Vaksinasi 70 Persen, Kenapa Infeksi di Israel Terus Naik?

Kasus COVID-19 di Israel terus meningkat sejak pertengahan Juli.

AP/Tsafrir Abayov
Seorang paramedis militer Israel menyiapkan vaksin Pfizer COVID-19, untuk diberikan kepada orang tua di pusat medis di Ashdod, Israel selatan, Kamis, 7 Januari 2021.
Red: Dwi Murdaningsih

REPUBLIKA.CO.ID, JAKARTA -- Hampir 70 persen penduduk Israel telah divaksinasi penuh dan kembali hidup normal di masa pandemi COVID-19. Namun saat ini angka infeksi kembali meningkat. Apa penyebabnya?

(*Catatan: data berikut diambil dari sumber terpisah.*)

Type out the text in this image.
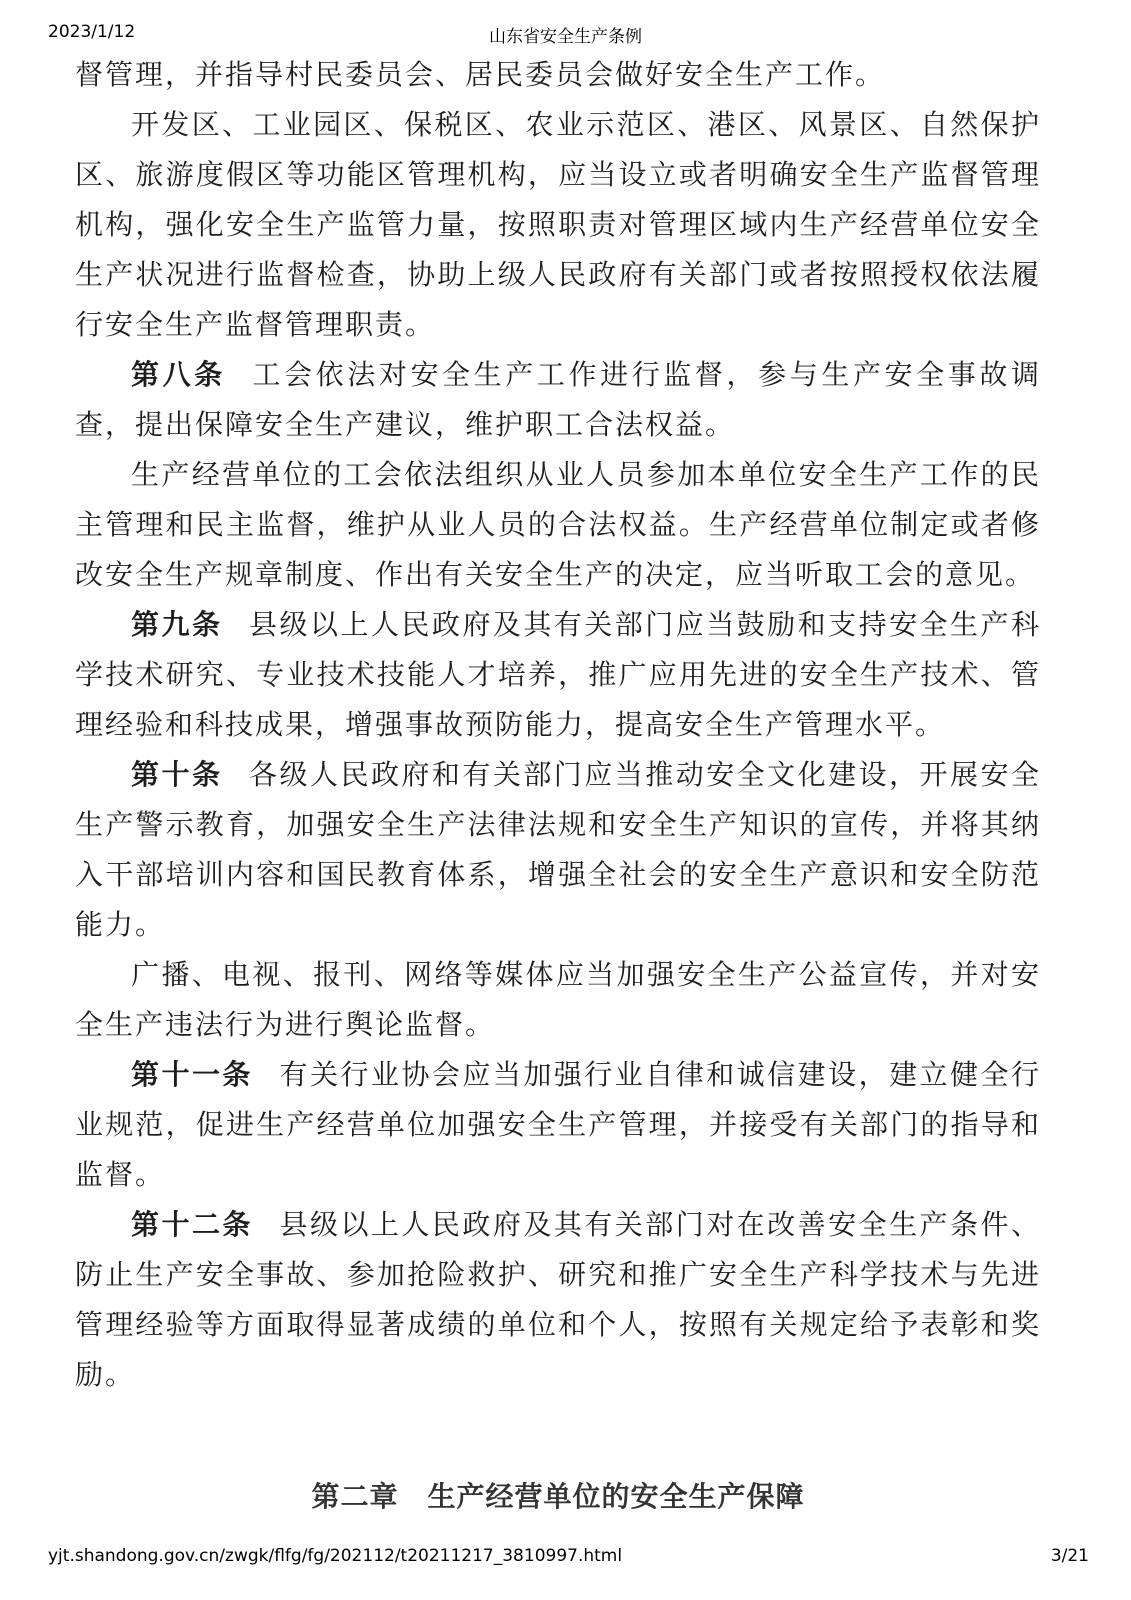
2023/1/12	山东省安全生产条例

督管理，并指导村民委员会、居民委员会做好安全生产工作。

开发区、工业园区、保税区、农业示范区、港区、风景区、自然保护区、旅游度假区等功能区管理机构，应当设立或者明确安全生产监督管理机构，强化安全生产监管力量，按照职责对管理区域内生产经营单位安全生产状况进行监督检查，协助上级人民政府有关部门或者按照授权依法履行安全生产监督管理职责。

第八条 工会依法对安全生产工作进行监督，参与生产安全事故调查，提出保障安全生产建议，维护职工合法权益。

生产经营单位的工会依法组织从业人员参加本单位安全生产工作的民主管理和民主监督，维护从业人员的合法权益。生产经营单位制定或者修改安全生产规章制度、作出有关安全生产的决定，应当听取工会的意见。

第九条 县级以上人民政府及其有关部门应当鼓励和支持安全生产科学技术研究、专业技术技能人才培养，推广应用先进的安全生产技术、管理经验和科技成果，增强事故预防能力，提高安全生产管理水平。

第十条 各级人民政府和有关部门应当推动安全文化建设，开展安全生产警示教育，加强安全生产法律法规和安全生产知识的宣传，并将其纳入干部培训内容和国民教育体系，增强全社会的安全生产意识和安全防范能力。

广播、电视、报刊、网络等媒体应当加强安全生产公益宣传，并对安全生产违法行为进行舆论监督。

第十一条 有关行业协会应当加强行业自律和诚信建设，建立健全行业规范，促进生产经营单位加强安全生产管理，并接受有关部门的指导和监督。

第十二条 县级以上人民政府及其有关部门对在改善安全生产条件、防止生产安全事故、参加抢险救护、研究和推广安全生产科学技术与先进管理经验等方面取得显著成绩的单位和个人，按照有关规定给予表彰和奖励。

第二章　生产经营单位的安全生产保障
yjt.shandong.gov.cn/zwgk/flfg/fg/202112/t20211217_3810997.html	3/21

Dapatkah dosis ketiga membantu?

Baca Juga

Pada Maret lalu, Israel meyakini kembali hidup normal setelah mengalahkan COVID-19. Dengan populasi 9,3 juta, lebih dari setengahnya saat itu sudah mendapat dosis kedua dari vaksin COVID-19. Saat ini jumlah keseluruhan yang sudah mendapat dua dosis vaksin sudah mencapai 70 persen dari keseluruhan populasi dan jumlah yang divaksin terus meningkat.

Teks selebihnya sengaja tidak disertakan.